Role of efflux transport across the blood-brain barrier and blood- cerebrospinal fluid barrier on the disposition of xenobiotics in the central nervous system

The disposition of hydrophilic organic and cations in the central nervous system (CNS) was studied in relation to the transport properties across the blood-brain barrier (BBB) and the blood-cerebrospinal fluid (CSF) barrier, using β-lactam antibiotics and cimetidine as model compounds. The concentration profiles for cefodizime in the rat CNS were analyzed using a spatially distributed model. The model analysis revealed that the drug penetration into the CSF after i.v. administration can be accounted for by permeation across the BBB and diffusion through the brain extracellular fluid (ECF) and across the ependymal surface into the CSF. In in situ and in vivo experiments, we found that the β-lactam antibiotics are transported across the BBB via a carrier-mediated mechanism. In addition, by analyzing the ligand amount remaining in the brain after microinjection into the cerebral cortex (brain efflux index method), it was clarified that some organic anions are also eliminated from the brain ECF into the blood across the BBB via a specific mechanism. The organic anions are also eliminated from the CSF by the bulk flow and by the active transport system in the choroid plexus which forms the blood-CSF barrier. Comparison of kinetic parameters determined in in vivo and in vitro experiments revealed thai (1) the choroid plexus is the predominant site for the elimination of β-lactam antibiotics from the CSF and (2) the isolated choroid plexus can be a useful tool to predict the in vivo elimination clearance.
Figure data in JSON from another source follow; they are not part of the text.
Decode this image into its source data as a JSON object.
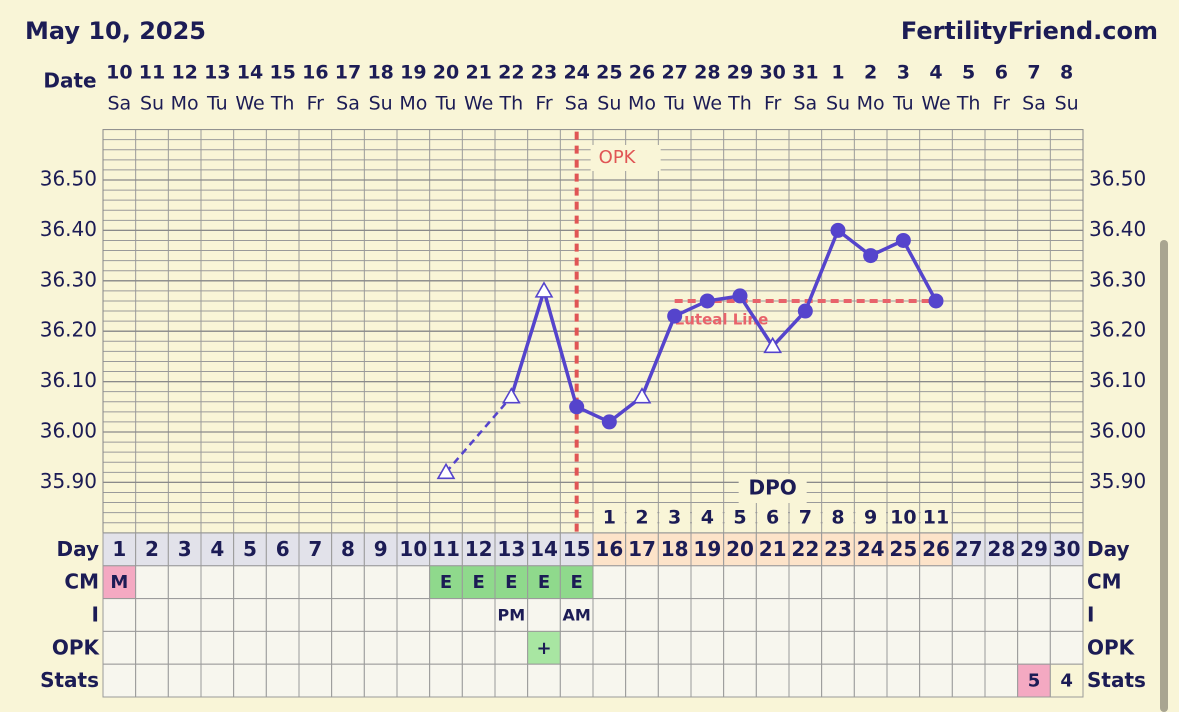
{
  "header": {
    "date": "May 10, 2025",
    "site": "FertilityFriend.com"
  },
  "chart_data": {
    "type": "line",
    "x_label": "Date",
    "categories": [
      "10",
      "11",
      "12",
      "13",
      "14",
      "15",
      "16",
      "17",
      "18",
      "19",
      "20",
      "21",
      "22",
      "23",
      "24",
      "25",
      "26",
      "27",
      "28",
      "29",
      "30",
      "31",
      "1",
      "2",
      "3",
      "4",
      "5",
      "6",
      "7",
      "8"
    ],
    "weekdays": [
      "Sa",
      "Su",
      "Mo",
      "Tu",
      "We",
      "Th",
      "Fr",
      "Sa",
      "Su",
      "Mo",
      "Tu",
      "We",
      "Th",
      "Fr",
      "Sa",
      "Su",
      "Mo",
      "Tu",
      "We",
      "Th",
      "Fr",
      "Sa",
      "Su",
      "Mo",
      "Tu",
      "We",
      "Th",
      "Fr",
      "Sa",
      "Su"
    ],
    "values": [
      null,
      null,
      null,
      null,
      null,
      null,
      null,
      null,
      null,
      null,
      35.92,
      null,
      36.07,
      36.28,
      36.05,
      36.02,
      36.07,
      36.23,
      36.26,
      36.27,
      36.17,
      36.24,
      36.4,
      36.35,
      36.38,
      36.26,
      null,
      null,
      null,
      null
    ],
    "markers": [
      null,
      null,
      null,
      null,
      null,
      null,
      null,
      null,
      null,
      null,
      "triangle",
      null,
      "triangle",
      "triangle",
      "circle",
      "circle",
      "triangle",
      "circle",
      "circle",
      "circle",
      "triangle",
      "circle",
      "circle",
      "circle",
      "circle",
      "circle",
      null,
      null,
      null,
      null
    ],
    "color": "#5544cc",
    "ylim": [
      35.8,
      36.6
    ],
    "yticks": [
      {
        "value": 35.9,
        "label": "35.90"
      },
      {
        "value": 36.0,
        "label": "36.00"
      },
      {
        "value": 36.1,
        "label": "36.10"
      },
      {
        "value": 36.2,
        "label": "36.20"
      },
      {
        "value": 36.3,
        "label": "36.30"
      },
      {
        "value": 36.4,
        "label": "36.40"
      },
      {
        "value": 36.5,
        "label": "36.50"
      }
    ],
    "grid": true,
    "coverline": {
      "label": "Luteal Line",
      "color": "#e8636b",
      "values": [
        null,
        null,
        null,
        null,
        null,
        null,
        null,
        null,
        null,
        null,
        null,
        null,
        null,
        null,
        null,
        null,
        null,
        36.26,
        36.26,
        36.26,
        36.26,
        36.26,
        36.26,
        36.26,
        36.26,
        36.26,
        null,
        null,
        null,
        null
      ]
    },
    "event": {
      "label": "OPK",
      "category": "24",
      "color": "#e05555"
    },
    "dpo": {
      "label": "DPO",
      "values": [
        null,
        null,
        null,
        null,
        null,
        null,
        null,
        null,
        null,
        null,
        null,
        null,
        null,
        null,
        null,
        1,
        2,
        3,
        4,
        5,
        6,
        7,
        8,
        9,
        10,
        11,
        null,
        null,
        null,
        null
      ]
    }
  },
  "table": {
    "rows": [
      {
        "label": "Day",
        "cells": [
          1,
          2,
          3,
          4,
          5,
          6,
          7,
          8,
          9,
          10,
          11,
          12,
          13,
          14,
          15,
          16,
          17,
          18,
          19,
          20,
          21,
          22,
          23,
          24,
          25,
          26,
          27,
          28,
          29,
          30
        ],
        "colors": [
          null,
          null,
          null,
          null,
          null,
          null,
          null,
          null,
          null,
          null,
          null,
          null,
          null,
          null,
          null,
          "#fde3c9",
          "#fde3c9",
          "#fde3c9",
          "#fde3c9",
          "#fde3c9",
          "#fde3c9",
          "#fde3c9",
          "#fde3c9",
          "#fde3c9",
          "#fde3c9",
          "#fde3c9",
          null,
          null,
          null,
          null
        ]
      },
      {
        "label": "CM",
        "cells": [
          "M",
          null,
          null,
          null,
          null,
          null,
          null,
          null,
          null,
          null,
          "E",
          "E",
          "E",
          "E",
          "E",
          null,
          null,
          null,
          null,
          null,
          null,
          null,
          null,
          null,
          null,
          null,
          null,
          null,
          null,
          null
        ],
        "colors": [
          "#f4a9c2",
          null,
          null,
          null,
          null,
          null,
          null,
          null,
          null,
          null,
          "#8fd98c",
          "#8fd98c",
          "#8fd98c",
          "#8fd98c",
          "#8fd98c",
          null,
          null,
          null,
          null,
          null,
          null,
          null,
          null,
          null,
          null,
          null,
          null,
          null,
          null,
          null
        ]
      },
      {
        "label": "I",
        "cells": [
          null,
          null,
          null,
          null,
          null,
          null,
          null,
          null,
          null,
          null,
          null,
          null,
          "PM",
          null,
          "AM",
          null,
          null,
          null,
          null,
          null,
          null,
          null,
          null,
          null,
          null,
          null,
          null,
          null,
          null,
          null
        ],
        "colors": [
          null,
          null,
          null,
          null,
          null,
          null,
          null,
          null,
          null,
          null,
          null,
          null,
          null,
          null,
          null,
          null,
          null,
          null,
          null,
          null,
          null,
          null,
          null,
          null,
          null,
          null,
          null,
          null,
          null,
          null
        ]
      },
      {
        "label": "OPK",
        "cells": [
          null,
          null,
          null,
          null,
          null,
          null,
          null,
          null,
          null,
          null,
          null,
          null,
          null,
          "+",
          null,
          null,
          null,
          null,
          null,
          null,
          null,
          null,
          null,
          null,
          null,
          null,
          null,
          null,
          null,
          null
        ],
        "colors": [
          null,
          null,
          null,
          null,
          null,
          null,
          null,
          null,
          null,
          null,
          null,
          null,
          null,
          "#a8e6a2",
          null,
          null,
          null,
          null,
          null,
          null,
          null,
          null,
          null,
          null,
          null,
          null,
          null,
          null,
          null,
          null
        ]
      },
      {
        "label": "Stats",
        "cells": [
          null,
          null,
          null,
          null,
          null,
          null,
          null,
          null,
          null,
          null,
          null,
          null,
          null,
          null,
          null,
          null,
          null,
          null,
          null,
          null,
          null,
          null,
          null,
          null,
          null,
          null,
          null,
          null,
          5,
          4
        ],
        "colors": [
          null,
          null,
          null,
          null,
          null,
          null,
          null,
          null,
          null,
          null,
          null,
          null,
          null,
          null,
          null,
          null,
          null,
          null,
          null,
          null,
          null,
          null,
          null,
          null,
          null,
          null,
          null,
          null,
          "#f4a9c2",
          "#f9f5d7"
        ]
      }
    ]
  }
}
We also found that an anionic exchanger, at least in part, plays a role in the uphill transport of β-lactam antibiotics in the choroid plexus. New quinolones (such as fleroxacin) are also transported by the mechanism shared by β-lactam antibiotics. Transport properties of cimetidine, a prototypic organic cation, in the choroid plexus was also characterized in in vivo, in situ and in vitro experiments. Although cimetidine was transported by a specific mechanism, no inhibitory effect of tetraethylammonium, N¹-methylnicotinamide, or choline was observed. In contrast, a mutual inhibition between cimetidine and benzylpenicillin transport was observed. Other examples for such interactions are also summarized, although the molecular mechanism for the transport still remains to be clarified.